Why is a leadership identity so hard to accept? There are four common reasons young leaders struggle to accept their new identity.

First, some struggle to accept their identity as leaders because of false humility. They believe that "I am a leader" is a prideful statement. It isn't. Agreeing with God that you are a leader is simply accepting and affirming his assignment for you. In a sense, denying your role as a leader is prideful, since you make yourself the final authority and reject God's plan for you. Accepting your assignment demonstrates humility, not pride.

Related to this are the struggles that some younger believers have with formal expressions of authority or organizational structure.
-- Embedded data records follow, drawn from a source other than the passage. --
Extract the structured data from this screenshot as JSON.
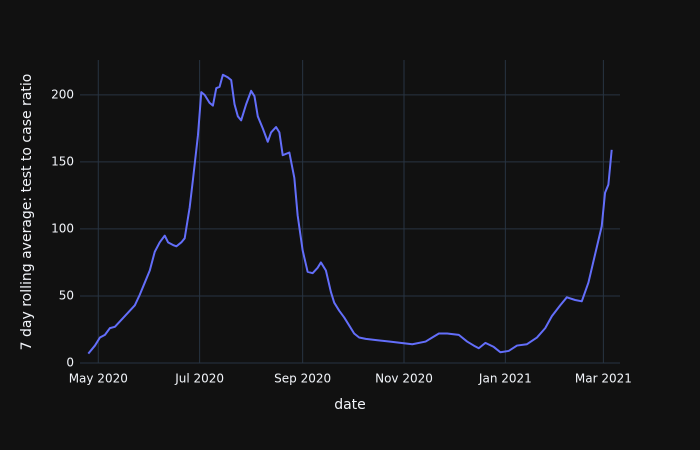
{
  "chart_data": {
    "type": "line",
    "x_label": "date",
    "y_label": "7 day rolling average: test to case ratio",
    "x": [
      "2020-04-25",
      "2020-04-29",
      "2020-05-02",
      "2020-05-05",
      "2020-05-08",
      "2020-05-11",
      "2020-05-14",
      "2020-05-17",
      "2020-05-20",
      "2020-05-23",
      "2020-05-26",
      "2020-05-29",
      "2020-06-01",
      "2020-06-04",
      "2020-06-07",
      "2020-06-10",
      "2020-06-12",
      "2020-06-15",
      "2020-06-17",
      "2020-06-20",
      "2020-06-22",
      "2020-06-25",
      "2020-06-27",
      "2020-06-30",
      "2020-07-02",
      "2020-07-04",
      "2020-07-07",
      "2020-07-09",
      "2020-07-11",
      "2020-07-13",
      "2020-07-15",
      "2020-07-18",
      "2020-07-20",
      "2020-07-22",
      "2020-07-24",
      "2020-07-26",
      "2020-07-29",
      "2020-08-01",
      "2020-08-03",
      "2020-08-05",
      "2020-08-08",
      "2020-08-11",
      "2020-08-13",
      "2020-08-16",
      "2020-08-18",
      "2020-08-20",
      "2020-08-24",
      "2020-08-27",
      "2020-08-29",
      "2020-09-01",
      "2020-09-04",
      "2020-09-07",
      "2020-09-10",
      "2020-09-12",
      "2020-09-15",
      "2020-09-18",
      "2020-09-20",
      "2020-09-23",
      "2020-09-26",
      "2020-09-29",
      "2020-10-02",
      "2020-10-05",
      "2020-10-09",
      "2020-10-16",
      "2020-10-23",
      "2020-10-30",
      "2020-11-06",
      "2020-11-14",
      "2020-11-18",
      "2020-11-22",
      "2020-11-27",
      "2020-12-04",
      "2020-12-09",
      "2020-12-13",
      "2020-12-16",
      "2020-12-20",
      "2020-12-25",
      "2020-12-29",
      "2021-01-03",
      "2021-01-08",
      "2021-01-14",
      "2021-01-20",
      "2021-01-25",
      "2021-01-29",
      "2021-02-03",
      "2021-02-07",
      "2021-02-12",
      "2021-02-16",
      "2021-02-20",
      "2021-02-24",
      "2021-02-28",
      "2021-03-02",
      "2021-03-04",
      "2021-03-06"
    ],
    "series": [
      {
        "color": "#636efa",
        "values": [
          7,
          13,
          19,
          21,
          26,
          27,
          31,
          35,
          39,
          43,
          51,
          60,
          69,
          83,
          90,
          95,
          90,
          88,
          87,
          90,
          93,
          116,
          137,
          170,
          202,
          200,
          194,
          192,
          205,
          206,
          215,
          213,
          211,
          193,
          184,
          181,
          193,
          203,
          199,
          184,
          175,
          165,
          172,
          176,
          172,
          155,
          157,
          138,
          110,
          84,
          68,
          67,
          71,
          75,
          69,
          53,
          45,
          39,
          34,
          28,
          22,
          19,
          18,
          17,
          16,
          15,
          14,
          16,
          19,
          22,
          22,
          21,
          16,
          13,
          11,
          15,
          12,
          8,
          9,
          13,
          14,
          19,
          26,
          35,
          43,
          49,
          47,
          46,
          60,
          81,
          102,
          127,
          133,
          159
        ]
      }
    ],
    "xlim": [
      "2020-04-20",
      "2021-03-11"
    ],
    "xticks": [
      {
        "value": "2020-05-01",
        "label": "May 2020"
      },
      {
        "value": "2020-07-01",
        "label": "Jul 2020"
      },
      {
        "value": "2020-09-01",
        "label": "Sep 2020"
      },
      {
        "value": "2020-11-01",
        "label": "Nov 2020"
      },
      {
        "value": "2021-01-01",
        "label": "Jan 2021"
      },
      {
        "value": "2021-03-01",
        "label": "Mar 2021"
      }
    ],
    "ylim": [
      0,
      226
    ],
    "yticks": [
      0,
      50,
      100,
      150,
      200
    ],
    "grid": true
  }
}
Both are sometimes (wrongly) considered impediments to true spiritual community. I have noticed recently that some younger ministry leaders seem determined to do everything by collaboration, conversation, and coffee. That's an overreaction—a leadership cop-out—that limits kingdom growth. Have you noticed leading technology companies, who employ so many post-moderns, have no trouble creating structure and expressing authority through making decisions that result in worldwide impact? So why do we? Why is this postmodern aversion to leading through structure mostly evident among younger ministry leaders? Don't buy into the myth that true community lacks structure or is inhibited by formally recognizing some people as the leaders.

Younger leaders may also struggle to accept their new identity because they feel inadequate to lead. Inadequacy isn't a disqualifying characteristic. If it were, God wouldn't have any leaders. Younger leaders often idealize the character and skills required to lead. They measure themselves by the more mature leadership qualities of their mentors. What younger leaders fail to realize is that their mentors were much like them when they were the same age. They had limited skills and were still working through character formation issues. God calls and uses imperfect people in leadership. Don't be intimidated by comparing yourself to those far more experienced than you are.
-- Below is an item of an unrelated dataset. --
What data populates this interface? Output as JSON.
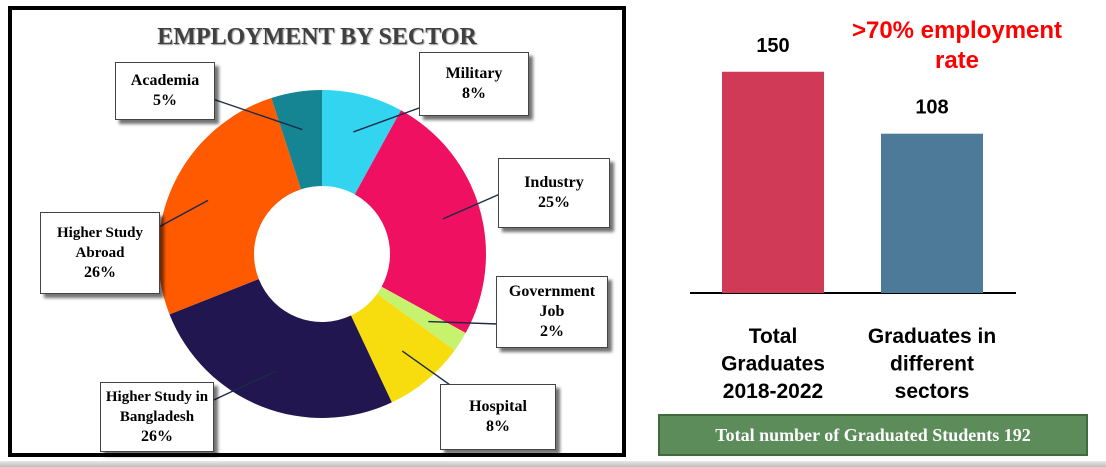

Lastly, younger leaders may resist accepting their new identity because they fear the responsibility it brings. While learning to lead, new leaders observe their mentors and the responsibility they bear. The load can seem overwhelming. God is gracious, however, in doling out leadership responsibility. He has a wonderful way of matching leadership responsibility with leadership development. As you grow in your capacity to lead, God will increase your leadership responsibility proportionately. Don't fear the burden of leadership. God will give you responsibility in proportion to your readiness to shoulder the burden of leadership.

God also works through the burden of leading to increase your capacity for leadership. For example, as a young pastor, I had to pray and trust God for several hundred thousand dollars for a church building program. Later, in another ministry, I grew to trust God for a few million dollars. Now I am responsible for a multimillion-dollar budget and am attempting to develop new projects that require millions more. God equipped me for this present challenge by growing me through those earlier leadership experiences.

Simon became Peter, the kingdom leader. The fisherman became the rock. Meeting Jesus and accepting his new identity changed everything for Peter. It's the same for you. You have sensed Jesus directing you to lead his people, to take new responsibility. Accept your new identity. Get comfortable wearing the leadership mantle. Commit to the journey of discovering the full meaning of your new identity.

Questions for Reflection

  1. Have you fully accepted your identity as a leader, or are you still in the process of doing so?
  2. What barriers do you need to overcome to accept your identity as a leader?
  3. How is your leadership identity developing or changing at this point in your life?